You know you never outgrow this stuff, right? When I was a kid I used to love these things. I launched rockets held together with duct tape and hope. Today, I launch rockets held together with duct tape, epoxy, and hope. It's all wonderful fun!
I got re-introduced to toy rockets when I was dating a young lady who said she'd never seen them fly before. We immediately went to the hobby store, bought one of the Estes kits, and spent a happy couple of days launching it over and over until it finally melted from sheer abuse. When I had the NFR Holiday Party in 1999, I sent all the technical staff rocket kits with stern instructions to build them and come to the party with them ready to fly. Well, the beer and rockets flew, and Bill and Lorette Cheswick brought a few mid-power kits of their own, and everyone had a great time. Now, I like to always have at least one built and ready to fly just in case there's a kid around, or someone who's too serious comes by for a couple of days and needs forceful lightening up.
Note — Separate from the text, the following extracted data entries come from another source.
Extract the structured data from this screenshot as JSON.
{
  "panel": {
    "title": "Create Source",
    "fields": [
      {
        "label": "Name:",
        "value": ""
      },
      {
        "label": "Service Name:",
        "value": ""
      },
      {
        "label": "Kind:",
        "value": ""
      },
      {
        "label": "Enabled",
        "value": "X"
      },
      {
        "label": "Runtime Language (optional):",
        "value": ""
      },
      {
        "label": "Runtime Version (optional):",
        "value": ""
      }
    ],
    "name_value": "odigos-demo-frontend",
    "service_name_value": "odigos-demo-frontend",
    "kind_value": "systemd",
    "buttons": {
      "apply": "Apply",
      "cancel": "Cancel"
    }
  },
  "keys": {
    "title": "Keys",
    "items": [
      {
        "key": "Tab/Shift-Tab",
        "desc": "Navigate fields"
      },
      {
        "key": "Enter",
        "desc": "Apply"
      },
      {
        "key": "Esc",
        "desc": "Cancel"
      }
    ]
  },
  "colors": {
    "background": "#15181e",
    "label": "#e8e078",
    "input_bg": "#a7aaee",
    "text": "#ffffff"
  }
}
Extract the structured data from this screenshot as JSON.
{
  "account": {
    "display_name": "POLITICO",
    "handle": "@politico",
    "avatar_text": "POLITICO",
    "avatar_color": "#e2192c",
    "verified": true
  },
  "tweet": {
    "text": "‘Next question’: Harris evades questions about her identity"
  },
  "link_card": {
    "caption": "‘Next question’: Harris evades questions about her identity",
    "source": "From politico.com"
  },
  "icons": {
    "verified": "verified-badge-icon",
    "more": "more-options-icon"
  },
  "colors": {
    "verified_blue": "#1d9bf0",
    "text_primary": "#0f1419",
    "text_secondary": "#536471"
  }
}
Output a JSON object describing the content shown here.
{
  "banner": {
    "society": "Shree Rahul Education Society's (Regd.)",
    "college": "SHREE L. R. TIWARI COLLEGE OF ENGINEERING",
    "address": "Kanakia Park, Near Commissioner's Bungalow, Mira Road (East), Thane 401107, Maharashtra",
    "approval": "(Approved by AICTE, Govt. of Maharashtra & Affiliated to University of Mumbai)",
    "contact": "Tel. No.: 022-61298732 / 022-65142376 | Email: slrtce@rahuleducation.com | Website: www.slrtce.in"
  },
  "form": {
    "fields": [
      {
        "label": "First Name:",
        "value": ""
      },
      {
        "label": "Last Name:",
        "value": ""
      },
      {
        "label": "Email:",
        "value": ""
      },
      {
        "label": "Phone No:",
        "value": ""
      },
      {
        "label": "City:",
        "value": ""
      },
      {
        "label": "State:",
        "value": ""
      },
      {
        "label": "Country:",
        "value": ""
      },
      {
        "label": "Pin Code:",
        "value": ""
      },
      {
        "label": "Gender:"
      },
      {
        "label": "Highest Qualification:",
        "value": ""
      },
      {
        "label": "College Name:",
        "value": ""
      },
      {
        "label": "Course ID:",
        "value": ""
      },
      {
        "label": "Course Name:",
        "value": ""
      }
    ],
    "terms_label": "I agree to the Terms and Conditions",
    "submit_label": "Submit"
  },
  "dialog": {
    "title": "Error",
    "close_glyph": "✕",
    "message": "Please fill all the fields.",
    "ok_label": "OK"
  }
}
The launch of the "whatthehellisthat" 2-stage D-engined homebrew rocket. July 4, 2005.
I built this rocket out of spare parts and stuff from my rocket box, and came up with my own free-reentry fin cannister design. Basically, the whole bottom of the rocket consisted of neatly fit together motor mounts and tubes, with just enough space in them to fit the pieces of duct tape that held the booster to the main engine.
On liftoff it performed perfectly, flying from the designated launch area near the barn, across the pond (where separation occurred) and into the hay field. Recovery efforts were marred by the exuberant assistance of the Dog People who did their best to tromp the fin cannister into the pond so that it would never be found again.
Lessons learned from this mission: You win some, you lose some, sometimes you only lose half.